A partir de junho, o Sistema Único de Saúde (SUS) implantará mudanças significativas no combate a doenças pneumocócicas ao substituir a vacina pneumocócica 10-valente (VPC10) pela 20-valente (VPC20), que abrange o dobro de sorotipos. Essa atualização surge como resposta aos recentes aumentos nos casos de doenças relacionadas e visa proporcionar uma prevenção mais abrangente, conforme orientações do Ministério da Saúde divulgadas nesta quarta-feira.
As doenças pneumocócicas, causadas pela bactéria Streptococcus pneumoniae, variam de infecções leves, como otite e sinusite, a condições mais severas, como pneumonia, meningite e sepse.
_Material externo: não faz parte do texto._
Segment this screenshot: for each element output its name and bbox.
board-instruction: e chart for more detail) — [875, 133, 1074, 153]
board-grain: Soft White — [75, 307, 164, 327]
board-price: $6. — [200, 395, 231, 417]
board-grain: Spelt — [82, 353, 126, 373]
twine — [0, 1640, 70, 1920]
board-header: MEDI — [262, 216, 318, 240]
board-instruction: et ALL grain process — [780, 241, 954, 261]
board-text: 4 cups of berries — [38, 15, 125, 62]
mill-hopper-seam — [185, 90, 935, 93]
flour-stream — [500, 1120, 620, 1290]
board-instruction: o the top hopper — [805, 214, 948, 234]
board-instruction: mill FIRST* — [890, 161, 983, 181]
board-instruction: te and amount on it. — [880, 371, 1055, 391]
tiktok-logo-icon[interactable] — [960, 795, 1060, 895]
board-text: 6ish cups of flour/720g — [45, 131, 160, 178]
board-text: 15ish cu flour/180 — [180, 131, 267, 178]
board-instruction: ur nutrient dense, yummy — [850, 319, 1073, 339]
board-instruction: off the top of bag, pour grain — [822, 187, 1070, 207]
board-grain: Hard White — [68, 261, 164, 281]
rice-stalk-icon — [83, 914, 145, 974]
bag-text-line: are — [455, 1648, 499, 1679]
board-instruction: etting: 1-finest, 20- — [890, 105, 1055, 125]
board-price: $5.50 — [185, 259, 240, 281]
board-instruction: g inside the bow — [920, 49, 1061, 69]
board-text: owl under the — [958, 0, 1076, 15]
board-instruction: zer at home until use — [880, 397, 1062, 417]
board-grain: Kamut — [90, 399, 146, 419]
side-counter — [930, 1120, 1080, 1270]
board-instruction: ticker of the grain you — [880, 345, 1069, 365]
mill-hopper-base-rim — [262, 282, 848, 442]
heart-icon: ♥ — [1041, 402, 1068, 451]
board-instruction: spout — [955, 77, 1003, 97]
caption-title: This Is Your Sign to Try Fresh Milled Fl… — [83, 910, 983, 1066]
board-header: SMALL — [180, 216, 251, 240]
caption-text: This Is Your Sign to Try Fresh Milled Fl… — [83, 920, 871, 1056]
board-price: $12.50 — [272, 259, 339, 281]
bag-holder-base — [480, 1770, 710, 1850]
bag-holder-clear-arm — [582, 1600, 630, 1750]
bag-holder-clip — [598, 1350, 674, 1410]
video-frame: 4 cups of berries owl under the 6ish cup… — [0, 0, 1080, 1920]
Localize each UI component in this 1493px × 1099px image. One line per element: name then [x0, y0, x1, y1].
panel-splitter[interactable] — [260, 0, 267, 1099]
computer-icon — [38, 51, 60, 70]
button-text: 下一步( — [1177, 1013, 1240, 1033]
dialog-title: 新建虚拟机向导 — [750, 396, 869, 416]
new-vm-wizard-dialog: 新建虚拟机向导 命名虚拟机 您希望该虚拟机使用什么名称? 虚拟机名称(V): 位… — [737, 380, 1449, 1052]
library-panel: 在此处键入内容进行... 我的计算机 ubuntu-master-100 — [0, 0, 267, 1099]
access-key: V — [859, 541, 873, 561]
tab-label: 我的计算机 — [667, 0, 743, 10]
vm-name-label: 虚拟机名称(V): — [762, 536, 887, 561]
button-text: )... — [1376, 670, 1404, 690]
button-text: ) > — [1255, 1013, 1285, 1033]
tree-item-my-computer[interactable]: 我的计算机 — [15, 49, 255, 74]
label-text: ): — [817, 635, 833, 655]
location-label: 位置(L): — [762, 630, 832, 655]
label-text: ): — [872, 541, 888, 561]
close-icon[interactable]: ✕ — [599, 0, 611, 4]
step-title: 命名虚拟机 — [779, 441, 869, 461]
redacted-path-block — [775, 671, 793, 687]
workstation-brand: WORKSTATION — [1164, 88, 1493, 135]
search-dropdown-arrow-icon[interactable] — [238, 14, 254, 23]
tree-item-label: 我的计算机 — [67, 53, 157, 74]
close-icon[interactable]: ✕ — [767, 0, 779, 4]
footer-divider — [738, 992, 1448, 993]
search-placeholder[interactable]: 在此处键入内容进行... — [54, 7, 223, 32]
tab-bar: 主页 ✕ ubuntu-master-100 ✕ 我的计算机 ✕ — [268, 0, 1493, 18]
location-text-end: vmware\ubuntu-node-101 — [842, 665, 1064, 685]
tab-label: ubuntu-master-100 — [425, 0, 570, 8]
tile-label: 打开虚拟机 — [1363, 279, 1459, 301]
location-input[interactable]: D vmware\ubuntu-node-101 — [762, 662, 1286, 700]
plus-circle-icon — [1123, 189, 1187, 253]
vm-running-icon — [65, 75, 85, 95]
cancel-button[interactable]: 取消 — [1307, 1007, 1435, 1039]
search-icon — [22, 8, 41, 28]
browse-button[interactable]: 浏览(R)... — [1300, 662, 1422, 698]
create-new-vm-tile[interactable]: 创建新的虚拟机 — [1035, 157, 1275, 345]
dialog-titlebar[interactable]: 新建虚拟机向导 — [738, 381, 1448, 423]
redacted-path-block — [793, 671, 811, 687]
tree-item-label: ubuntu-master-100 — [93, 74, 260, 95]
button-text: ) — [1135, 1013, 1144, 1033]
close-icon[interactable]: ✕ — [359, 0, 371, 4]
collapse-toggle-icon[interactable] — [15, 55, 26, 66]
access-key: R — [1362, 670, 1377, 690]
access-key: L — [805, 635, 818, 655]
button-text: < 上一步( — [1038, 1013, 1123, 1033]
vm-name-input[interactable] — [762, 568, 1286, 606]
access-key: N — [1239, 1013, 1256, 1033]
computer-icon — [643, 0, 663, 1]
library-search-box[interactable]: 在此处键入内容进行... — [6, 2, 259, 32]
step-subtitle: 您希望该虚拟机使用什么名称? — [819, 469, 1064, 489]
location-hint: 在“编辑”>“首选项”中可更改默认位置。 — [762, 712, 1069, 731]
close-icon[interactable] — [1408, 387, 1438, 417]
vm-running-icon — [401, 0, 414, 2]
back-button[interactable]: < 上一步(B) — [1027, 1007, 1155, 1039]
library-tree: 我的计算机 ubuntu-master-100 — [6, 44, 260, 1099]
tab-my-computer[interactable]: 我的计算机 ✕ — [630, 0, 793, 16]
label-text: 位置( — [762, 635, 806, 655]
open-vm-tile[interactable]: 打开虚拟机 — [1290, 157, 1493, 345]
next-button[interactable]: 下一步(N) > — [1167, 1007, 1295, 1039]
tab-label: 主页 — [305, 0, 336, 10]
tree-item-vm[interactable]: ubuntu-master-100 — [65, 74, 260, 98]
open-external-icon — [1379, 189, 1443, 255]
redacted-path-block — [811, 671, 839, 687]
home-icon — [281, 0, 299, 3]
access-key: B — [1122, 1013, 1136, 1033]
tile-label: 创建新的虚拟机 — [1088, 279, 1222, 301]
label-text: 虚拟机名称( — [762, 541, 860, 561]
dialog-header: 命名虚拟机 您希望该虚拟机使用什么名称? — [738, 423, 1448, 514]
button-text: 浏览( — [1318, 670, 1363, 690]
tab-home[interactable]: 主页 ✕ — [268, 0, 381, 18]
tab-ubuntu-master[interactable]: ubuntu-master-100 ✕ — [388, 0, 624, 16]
Historicamente, estas doenças representam uma grande ameaça à saúde, especialmente em crianças, idosos e indivíduos imunossuprimidos, com as crianças abaixo de cinco anos enfrentando riscos elevados de meningite bacteriana, cuja mortalidade pode alcançar até 30%.
Introduzida ao calendário básico de imunização infantil em 2010, a VPC10 resultou numa diminuição de 60% e 65% nos casos de doença meningocócica e meningite pneumocócica, respectivamente, para crianças até dois anos de idade. No entanto, devido ao fenômeno do “replacement”, onde sorotipos não incluídos na vacina ganharam prevalência, foi observado um aumento de casos, passando de uma média de 164 casos anuais de meningite pneumocócica entre 2013 e 2019, para 211,3 casos entre 2022 e 2024 em crianças até cinco anos.
Com a inclusão de dez novos sorotipos, a VPC20 promete abordar essas lacunas. Além disso, como as vacinas pneumocócicas conjugadas evitam que os patógenos colonizem a nasofaringe, elas não só protegem os vacinados mas também reduzem a transmissão da doença, beneficiando indiretamente a população não vacinada.
Atualmente, outras vacinas como a VPC13 e a VPP23 já são oferecidas pelo SUS a públicos específicos. Posteriormente, serão também substituídas pela VPC20 após o término dos estoques existentes.
Os grupos de alto risco indicados para a vacinação incluem pessoas com HIV/AIDS, pacientes oncológicos, transplantados, indivíduos com doenças crônicas específicas como diabetes e condições cardíacas, além de bebês prematuros e pessoas com síndrome de Down.
O esquema vacinal recomendado contempla duas doses, aos 2 e 4 meses de idade, além de um reforço aos 12 meses. Crianças que não foram vacinadas nos períodos indicados devem atualizar a carteira de vacinação o quanto antes. Durante a transição da VPC10 para a VPC20, as doses serão administradas conforme a disponibilidade dos imunizantes. A VPC20 é contraindicada somente para quem possui alergias severas a qualquer componente da vacina ou que tenham tido reações alérgicas graves a doses prévias. Recomenda-se também aguardar a recuperação de febres antes da vacinação.